Ivory Bennett teaches 9th grade English at Dallas ISD’s James Madison High School.

She fears decisions that have been made thus far by leaders at the local, state, and national levels don’t do enough to protect teachers, staff and students.

“I don’t have to be a scientist or a medical professional to speak on this. The current numbers do not show a downward trend in the number of cases or the number of deaths, especially for Dallas county and for Texas as well," said Ivory Bennett.

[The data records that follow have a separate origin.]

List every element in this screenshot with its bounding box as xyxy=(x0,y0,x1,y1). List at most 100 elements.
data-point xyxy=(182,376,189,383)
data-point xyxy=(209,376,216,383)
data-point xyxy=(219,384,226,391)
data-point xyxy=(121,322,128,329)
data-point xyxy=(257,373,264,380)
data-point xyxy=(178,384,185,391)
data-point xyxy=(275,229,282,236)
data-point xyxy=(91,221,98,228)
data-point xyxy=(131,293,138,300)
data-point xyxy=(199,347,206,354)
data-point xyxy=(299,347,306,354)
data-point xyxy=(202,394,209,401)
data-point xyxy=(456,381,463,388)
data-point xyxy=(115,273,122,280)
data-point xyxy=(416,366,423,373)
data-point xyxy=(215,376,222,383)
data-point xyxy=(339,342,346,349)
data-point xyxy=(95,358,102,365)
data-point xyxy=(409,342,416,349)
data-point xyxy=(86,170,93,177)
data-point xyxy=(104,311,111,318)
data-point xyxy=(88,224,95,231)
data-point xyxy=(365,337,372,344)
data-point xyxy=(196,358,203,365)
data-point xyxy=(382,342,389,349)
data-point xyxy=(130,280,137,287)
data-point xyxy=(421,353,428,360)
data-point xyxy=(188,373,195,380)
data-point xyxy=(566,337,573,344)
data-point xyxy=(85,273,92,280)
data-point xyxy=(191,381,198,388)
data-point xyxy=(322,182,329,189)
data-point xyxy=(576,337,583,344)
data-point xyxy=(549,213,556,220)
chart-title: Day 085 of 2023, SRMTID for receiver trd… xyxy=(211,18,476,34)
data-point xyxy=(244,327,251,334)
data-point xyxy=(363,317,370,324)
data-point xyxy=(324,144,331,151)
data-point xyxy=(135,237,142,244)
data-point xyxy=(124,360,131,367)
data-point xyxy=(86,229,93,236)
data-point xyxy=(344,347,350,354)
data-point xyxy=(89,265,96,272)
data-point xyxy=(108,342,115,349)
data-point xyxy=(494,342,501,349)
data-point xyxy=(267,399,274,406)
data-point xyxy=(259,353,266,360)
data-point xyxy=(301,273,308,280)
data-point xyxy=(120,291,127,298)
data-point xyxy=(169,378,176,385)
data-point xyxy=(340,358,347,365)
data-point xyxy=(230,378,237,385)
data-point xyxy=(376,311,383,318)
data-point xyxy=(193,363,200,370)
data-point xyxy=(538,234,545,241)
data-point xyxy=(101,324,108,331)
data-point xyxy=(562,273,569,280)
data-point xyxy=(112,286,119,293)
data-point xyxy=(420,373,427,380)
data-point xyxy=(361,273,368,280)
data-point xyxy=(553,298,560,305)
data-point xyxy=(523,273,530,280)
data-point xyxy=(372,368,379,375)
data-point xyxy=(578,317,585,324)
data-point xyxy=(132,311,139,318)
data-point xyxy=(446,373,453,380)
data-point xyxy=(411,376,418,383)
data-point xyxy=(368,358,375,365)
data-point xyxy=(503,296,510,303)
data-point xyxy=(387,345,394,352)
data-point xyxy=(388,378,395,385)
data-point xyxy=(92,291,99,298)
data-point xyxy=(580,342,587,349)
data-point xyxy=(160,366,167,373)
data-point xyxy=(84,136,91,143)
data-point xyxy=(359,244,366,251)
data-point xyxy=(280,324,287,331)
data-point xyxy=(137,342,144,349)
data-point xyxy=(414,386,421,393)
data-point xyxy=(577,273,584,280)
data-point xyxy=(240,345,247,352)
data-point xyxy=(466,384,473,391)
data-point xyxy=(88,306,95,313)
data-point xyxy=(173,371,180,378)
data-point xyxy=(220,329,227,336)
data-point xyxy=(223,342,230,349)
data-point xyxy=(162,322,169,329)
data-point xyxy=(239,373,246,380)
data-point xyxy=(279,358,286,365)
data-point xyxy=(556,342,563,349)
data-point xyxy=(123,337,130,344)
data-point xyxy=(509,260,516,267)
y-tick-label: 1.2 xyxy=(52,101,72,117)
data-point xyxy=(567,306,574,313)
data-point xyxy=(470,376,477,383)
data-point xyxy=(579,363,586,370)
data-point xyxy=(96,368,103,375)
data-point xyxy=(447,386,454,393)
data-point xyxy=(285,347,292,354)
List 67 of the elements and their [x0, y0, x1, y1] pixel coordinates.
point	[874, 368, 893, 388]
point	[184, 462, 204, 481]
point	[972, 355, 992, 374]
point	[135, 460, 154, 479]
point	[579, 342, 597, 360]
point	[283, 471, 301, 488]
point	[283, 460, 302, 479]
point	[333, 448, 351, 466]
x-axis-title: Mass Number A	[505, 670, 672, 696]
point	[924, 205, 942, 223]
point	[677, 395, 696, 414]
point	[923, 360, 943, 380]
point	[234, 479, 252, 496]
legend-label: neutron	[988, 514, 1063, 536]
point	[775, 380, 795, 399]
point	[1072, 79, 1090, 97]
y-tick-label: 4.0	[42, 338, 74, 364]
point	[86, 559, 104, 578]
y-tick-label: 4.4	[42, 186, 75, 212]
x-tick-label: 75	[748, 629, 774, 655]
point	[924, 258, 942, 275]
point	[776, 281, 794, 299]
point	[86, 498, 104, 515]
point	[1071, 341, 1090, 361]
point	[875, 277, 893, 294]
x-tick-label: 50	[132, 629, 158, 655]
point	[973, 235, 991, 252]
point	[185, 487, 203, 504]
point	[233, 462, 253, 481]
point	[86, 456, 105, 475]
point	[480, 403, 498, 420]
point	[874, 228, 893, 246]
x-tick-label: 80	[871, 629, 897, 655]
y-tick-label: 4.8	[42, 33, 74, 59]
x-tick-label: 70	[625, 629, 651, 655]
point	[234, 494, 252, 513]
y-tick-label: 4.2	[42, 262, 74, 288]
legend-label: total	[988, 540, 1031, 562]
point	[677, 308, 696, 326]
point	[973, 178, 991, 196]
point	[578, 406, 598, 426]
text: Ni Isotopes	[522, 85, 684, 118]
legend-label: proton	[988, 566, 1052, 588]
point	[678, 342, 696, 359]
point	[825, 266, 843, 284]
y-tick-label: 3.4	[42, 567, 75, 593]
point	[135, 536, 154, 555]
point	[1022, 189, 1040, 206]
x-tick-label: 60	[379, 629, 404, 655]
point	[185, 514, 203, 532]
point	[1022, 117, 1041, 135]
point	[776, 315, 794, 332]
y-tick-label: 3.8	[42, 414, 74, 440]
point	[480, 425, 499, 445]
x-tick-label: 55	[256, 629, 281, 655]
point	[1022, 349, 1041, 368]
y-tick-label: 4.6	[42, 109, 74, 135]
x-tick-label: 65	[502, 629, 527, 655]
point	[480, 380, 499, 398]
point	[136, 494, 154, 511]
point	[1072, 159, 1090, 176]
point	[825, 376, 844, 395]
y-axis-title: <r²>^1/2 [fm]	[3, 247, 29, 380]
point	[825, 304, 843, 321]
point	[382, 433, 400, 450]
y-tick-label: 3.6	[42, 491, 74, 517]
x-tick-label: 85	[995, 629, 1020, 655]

Bennet's part of a growing chorus of teachers pushing for the start of in-person classes to be delayed indefinitely until there's a vaccine or the number of COVID-19 cases is deemed manageable by medical professionals.

The CDC changed its guidance earlier this week to favor reopening schools following a push from President Donald Trump.

Bennett says its not enough to convince her it's safe.

“In my opinion, this has nothing to do with your political party or affiliations. This is an issue of humanity. This is an issue of safety,” said Bennett.

Bennett’s job as a teacher and cheer coach is her only source of financial stability.

After 17 years in the foster care system, she says she has no one else to rely on. That means quitting, as some are choosing to do, isn’t an option.

“I’m going to subject myself to paying my bills and potentially exposing myself to COVID-19 again. I’ve already had it once. So what does that look like? We don’t know the long-term consequences of that,” said Bennett.

If she did, she’d be at a higher risk for being seriously ill as Bennett’s part of the one in four teachers estimated to be a higher risk of complications related to the virus.

“I myself am immunocompromised. I have type 1 diabetes, also known as juvenile diabetes. And so it’s terrifying, right? So how am I supposed to really show up as my full self, my 100% teacher best and stand in front of a classroom of students and not feel fearful and give them the best I have to offer when I don’t even feel like I can give it to myself,” Bennett said.

While she hears arguments that students need the support the classroom provides, she argues it could also place extra stress on them. Working in a Title 1 school, she said many of her students are cared for by grandparents and live in communities where medical care isn’t easily accessible.

“At the end of the day, I don’t feel like our lives in the education community as teachers, as students, as support staff, as administrators are being valued,” said Bennett.

She believes the only way to do that right now is to keep classes online.

DISD could still make the decision to keep classes online only come September.

Superintendent Dr. Michael Hinojosa said they’ll be listening to parents, teachers and science when it comes to making that decision.